The vessel owner owes the seaman a strict and absolute duty to provide a seaworthy vessel.

A seaworthy vessel is one that is reasonably fit for its intended use, it should be a safe place to work and live. A seaworthy vessel should be equipped with appropriate safety gear and equipment, safe recreation facilities, and a competent crew.

The duty owed to a seaman is more rigorous than the seaworthiness promised in a contract for the carriage of marine cargo. In addition to holding a seaman's employer responsible for the negligent acts of its employees and officers, a seaman can recover if he can prove the vessel was unseaworthy and he was injured as a result.

A vessel that is unseaworthy does not mean that it is in danger of sinking. A vessel is unseaworthy if a piece of equipment breaks or is inoperable, the vessel's crew is too small or incomplete, not adequately trained, or a condition such as oil, grease or rust exists where it is not intended to exist and the unseaworthy condition is a direct cause of injury to the seaman.

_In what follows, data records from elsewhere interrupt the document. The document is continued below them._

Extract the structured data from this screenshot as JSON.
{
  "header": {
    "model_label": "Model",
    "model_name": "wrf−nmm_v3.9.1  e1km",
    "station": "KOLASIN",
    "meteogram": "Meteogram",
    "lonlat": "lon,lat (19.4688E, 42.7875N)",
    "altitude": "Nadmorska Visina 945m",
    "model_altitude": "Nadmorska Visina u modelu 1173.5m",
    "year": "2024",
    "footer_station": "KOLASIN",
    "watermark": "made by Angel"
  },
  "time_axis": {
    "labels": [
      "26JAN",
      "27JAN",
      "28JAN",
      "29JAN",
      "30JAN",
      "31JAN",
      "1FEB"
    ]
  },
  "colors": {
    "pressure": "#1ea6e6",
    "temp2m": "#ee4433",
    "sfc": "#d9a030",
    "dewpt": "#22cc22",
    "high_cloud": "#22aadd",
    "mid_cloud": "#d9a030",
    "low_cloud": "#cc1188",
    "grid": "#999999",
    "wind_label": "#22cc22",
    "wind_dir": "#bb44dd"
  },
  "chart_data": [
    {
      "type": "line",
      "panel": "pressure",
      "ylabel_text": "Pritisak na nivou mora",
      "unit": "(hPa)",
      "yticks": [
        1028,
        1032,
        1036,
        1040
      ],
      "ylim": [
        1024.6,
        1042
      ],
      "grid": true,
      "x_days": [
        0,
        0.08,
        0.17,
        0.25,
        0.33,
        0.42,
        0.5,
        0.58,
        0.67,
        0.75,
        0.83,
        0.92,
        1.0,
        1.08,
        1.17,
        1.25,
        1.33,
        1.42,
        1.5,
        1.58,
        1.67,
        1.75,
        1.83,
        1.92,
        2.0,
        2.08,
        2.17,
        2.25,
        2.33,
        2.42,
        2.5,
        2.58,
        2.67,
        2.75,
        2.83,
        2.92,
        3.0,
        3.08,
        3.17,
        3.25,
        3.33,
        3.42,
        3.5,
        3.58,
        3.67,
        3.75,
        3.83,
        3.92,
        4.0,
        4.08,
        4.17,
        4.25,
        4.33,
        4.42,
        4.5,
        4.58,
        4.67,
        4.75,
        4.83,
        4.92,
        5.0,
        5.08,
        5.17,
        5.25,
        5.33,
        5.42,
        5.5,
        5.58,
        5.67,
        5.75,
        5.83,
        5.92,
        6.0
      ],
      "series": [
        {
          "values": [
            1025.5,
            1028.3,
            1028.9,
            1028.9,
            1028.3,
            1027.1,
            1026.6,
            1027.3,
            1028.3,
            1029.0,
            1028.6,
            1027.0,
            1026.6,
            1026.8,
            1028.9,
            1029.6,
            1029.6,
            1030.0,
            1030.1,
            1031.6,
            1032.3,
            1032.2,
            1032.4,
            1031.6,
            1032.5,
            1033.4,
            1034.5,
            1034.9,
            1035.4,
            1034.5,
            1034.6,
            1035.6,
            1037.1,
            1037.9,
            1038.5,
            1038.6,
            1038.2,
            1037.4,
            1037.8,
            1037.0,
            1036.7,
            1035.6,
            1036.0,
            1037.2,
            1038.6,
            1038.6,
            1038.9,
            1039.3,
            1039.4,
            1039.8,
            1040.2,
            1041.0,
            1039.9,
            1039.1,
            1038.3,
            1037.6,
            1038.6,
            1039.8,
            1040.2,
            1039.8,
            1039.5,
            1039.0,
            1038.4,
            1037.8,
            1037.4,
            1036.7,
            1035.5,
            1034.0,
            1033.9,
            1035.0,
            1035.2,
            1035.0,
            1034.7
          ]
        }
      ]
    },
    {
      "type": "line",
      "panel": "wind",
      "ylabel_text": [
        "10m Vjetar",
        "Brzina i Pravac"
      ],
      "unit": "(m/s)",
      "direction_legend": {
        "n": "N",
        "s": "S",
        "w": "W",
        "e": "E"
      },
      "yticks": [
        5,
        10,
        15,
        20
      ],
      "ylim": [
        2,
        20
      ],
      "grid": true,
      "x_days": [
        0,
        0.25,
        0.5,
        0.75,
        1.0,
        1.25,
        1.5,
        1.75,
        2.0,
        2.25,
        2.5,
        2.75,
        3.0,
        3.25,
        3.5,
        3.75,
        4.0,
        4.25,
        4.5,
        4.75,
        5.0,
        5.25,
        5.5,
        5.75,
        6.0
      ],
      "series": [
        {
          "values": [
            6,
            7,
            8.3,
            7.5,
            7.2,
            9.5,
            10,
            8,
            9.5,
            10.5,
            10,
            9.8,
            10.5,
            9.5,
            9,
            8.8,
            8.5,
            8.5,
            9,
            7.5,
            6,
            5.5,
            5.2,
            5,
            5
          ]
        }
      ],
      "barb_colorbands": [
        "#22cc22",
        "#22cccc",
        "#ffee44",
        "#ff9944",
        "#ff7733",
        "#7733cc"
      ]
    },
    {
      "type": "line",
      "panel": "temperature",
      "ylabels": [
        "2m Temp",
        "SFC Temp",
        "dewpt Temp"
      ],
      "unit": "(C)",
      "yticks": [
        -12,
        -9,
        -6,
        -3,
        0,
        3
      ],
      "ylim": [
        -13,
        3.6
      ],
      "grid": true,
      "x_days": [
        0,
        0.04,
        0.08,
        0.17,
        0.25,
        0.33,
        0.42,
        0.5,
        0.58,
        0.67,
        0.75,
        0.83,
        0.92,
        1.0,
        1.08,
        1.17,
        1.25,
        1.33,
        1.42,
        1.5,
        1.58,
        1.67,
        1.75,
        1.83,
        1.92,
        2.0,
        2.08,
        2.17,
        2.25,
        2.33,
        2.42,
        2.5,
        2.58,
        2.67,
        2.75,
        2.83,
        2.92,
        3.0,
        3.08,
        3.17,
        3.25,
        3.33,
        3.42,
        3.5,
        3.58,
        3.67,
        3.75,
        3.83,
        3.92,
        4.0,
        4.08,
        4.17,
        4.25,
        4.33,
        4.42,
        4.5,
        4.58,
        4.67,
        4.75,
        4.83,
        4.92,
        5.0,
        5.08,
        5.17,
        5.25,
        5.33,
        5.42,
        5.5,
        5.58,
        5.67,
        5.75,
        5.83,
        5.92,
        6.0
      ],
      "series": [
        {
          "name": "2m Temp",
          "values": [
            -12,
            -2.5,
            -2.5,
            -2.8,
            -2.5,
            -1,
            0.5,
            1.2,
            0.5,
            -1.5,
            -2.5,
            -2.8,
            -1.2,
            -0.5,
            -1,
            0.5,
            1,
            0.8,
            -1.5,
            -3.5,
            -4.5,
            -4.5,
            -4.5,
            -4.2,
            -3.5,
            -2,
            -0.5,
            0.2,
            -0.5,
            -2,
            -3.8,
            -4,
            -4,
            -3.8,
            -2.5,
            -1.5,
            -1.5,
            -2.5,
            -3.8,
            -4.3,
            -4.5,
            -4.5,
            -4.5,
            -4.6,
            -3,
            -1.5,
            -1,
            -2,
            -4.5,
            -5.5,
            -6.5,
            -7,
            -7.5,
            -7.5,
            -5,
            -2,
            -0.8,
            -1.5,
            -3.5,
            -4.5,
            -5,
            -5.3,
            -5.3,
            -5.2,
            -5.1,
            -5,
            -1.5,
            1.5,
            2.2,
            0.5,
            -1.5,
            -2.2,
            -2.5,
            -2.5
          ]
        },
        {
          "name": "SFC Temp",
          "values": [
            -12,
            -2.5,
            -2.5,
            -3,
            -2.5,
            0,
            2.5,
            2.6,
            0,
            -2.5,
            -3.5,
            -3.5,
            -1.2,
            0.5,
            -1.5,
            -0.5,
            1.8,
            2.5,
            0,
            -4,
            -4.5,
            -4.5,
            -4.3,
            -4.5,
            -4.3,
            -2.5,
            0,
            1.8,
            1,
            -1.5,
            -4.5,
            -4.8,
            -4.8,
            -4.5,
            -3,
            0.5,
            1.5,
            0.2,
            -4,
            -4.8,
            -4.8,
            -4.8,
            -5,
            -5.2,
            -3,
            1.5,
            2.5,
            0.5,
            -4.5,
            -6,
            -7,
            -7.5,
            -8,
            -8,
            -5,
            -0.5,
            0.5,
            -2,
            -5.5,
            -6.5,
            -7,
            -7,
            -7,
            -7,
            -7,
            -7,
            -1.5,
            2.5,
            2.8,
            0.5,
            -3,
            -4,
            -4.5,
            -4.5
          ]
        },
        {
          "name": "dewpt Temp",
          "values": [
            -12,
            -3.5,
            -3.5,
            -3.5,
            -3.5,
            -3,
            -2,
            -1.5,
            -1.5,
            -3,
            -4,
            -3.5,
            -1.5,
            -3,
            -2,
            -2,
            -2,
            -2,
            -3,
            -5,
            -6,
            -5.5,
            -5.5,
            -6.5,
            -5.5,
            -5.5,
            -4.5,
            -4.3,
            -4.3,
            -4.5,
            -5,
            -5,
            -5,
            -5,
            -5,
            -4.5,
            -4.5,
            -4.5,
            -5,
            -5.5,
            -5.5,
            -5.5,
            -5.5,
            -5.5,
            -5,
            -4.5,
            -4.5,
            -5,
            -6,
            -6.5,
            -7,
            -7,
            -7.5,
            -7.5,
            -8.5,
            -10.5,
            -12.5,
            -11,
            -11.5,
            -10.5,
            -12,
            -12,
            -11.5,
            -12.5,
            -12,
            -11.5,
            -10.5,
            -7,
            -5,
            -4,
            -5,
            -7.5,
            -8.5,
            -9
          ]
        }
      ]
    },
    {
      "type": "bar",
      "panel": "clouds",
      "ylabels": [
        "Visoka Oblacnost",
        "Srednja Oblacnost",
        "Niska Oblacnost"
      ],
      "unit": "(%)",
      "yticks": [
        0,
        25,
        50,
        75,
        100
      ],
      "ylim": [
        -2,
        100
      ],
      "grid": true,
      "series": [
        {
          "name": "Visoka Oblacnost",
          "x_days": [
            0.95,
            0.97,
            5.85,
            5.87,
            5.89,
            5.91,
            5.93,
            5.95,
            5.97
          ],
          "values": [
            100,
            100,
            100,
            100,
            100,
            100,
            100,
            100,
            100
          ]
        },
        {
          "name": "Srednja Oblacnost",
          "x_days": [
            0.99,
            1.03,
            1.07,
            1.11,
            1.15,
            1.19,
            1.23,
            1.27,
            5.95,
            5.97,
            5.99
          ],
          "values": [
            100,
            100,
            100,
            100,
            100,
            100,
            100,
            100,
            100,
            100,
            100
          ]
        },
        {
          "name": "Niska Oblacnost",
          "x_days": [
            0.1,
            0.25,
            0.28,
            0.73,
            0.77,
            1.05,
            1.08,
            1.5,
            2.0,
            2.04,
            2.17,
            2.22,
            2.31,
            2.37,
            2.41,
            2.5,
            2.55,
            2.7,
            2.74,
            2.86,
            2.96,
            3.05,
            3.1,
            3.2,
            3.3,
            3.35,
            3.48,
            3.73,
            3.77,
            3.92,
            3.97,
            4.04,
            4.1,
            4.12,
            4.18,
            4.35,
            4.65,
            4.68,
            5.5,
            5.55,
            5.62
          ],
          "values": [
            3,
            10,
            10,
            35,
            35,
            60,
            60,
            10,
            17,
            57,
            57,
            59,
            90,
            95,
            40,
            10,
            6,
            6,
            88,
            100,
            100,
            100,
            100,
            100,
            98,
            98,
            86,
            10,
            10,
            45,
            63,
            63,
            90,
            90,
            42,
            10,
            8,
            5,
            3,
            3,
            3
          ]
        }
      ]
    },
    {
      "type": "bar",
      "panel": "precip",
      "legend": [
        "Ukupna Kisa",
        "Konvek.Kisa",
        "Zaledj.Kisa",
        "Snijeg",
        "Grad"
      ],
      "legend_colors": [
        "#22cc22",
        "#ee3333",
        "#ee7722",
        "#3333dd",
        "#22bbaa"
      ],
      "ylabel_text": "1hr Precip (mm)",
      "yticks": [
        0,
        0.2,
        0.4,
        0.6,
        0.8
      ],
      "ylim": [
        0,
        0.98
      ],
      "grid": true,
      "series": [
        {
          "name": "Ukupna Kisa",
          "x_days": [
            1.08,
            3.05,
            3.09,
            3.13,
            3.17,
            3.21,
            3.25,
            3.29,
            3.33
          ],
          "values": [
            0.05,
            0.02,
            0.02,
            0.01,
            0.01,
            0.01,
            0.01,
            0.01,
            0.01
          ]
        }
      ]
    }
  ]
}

In other words, negligence focuses on acts of the seaman's employer, and unseaworthiness focuses on the condition or inadequacy of the vessel itself. Unlike the Jones Act claims, which is against the seaman's employer, an unseaworthiness claim is made against the vessel's owner. In many cases those actions will be against the same party.

An unseaworthiness claim will bring the owner into a lawsuit as an additional source of recovery for the seaman.

As with the Jones Act, an unseaworthiness claim must be filed within three years of the injury, and must be combined with a Jones Act claim.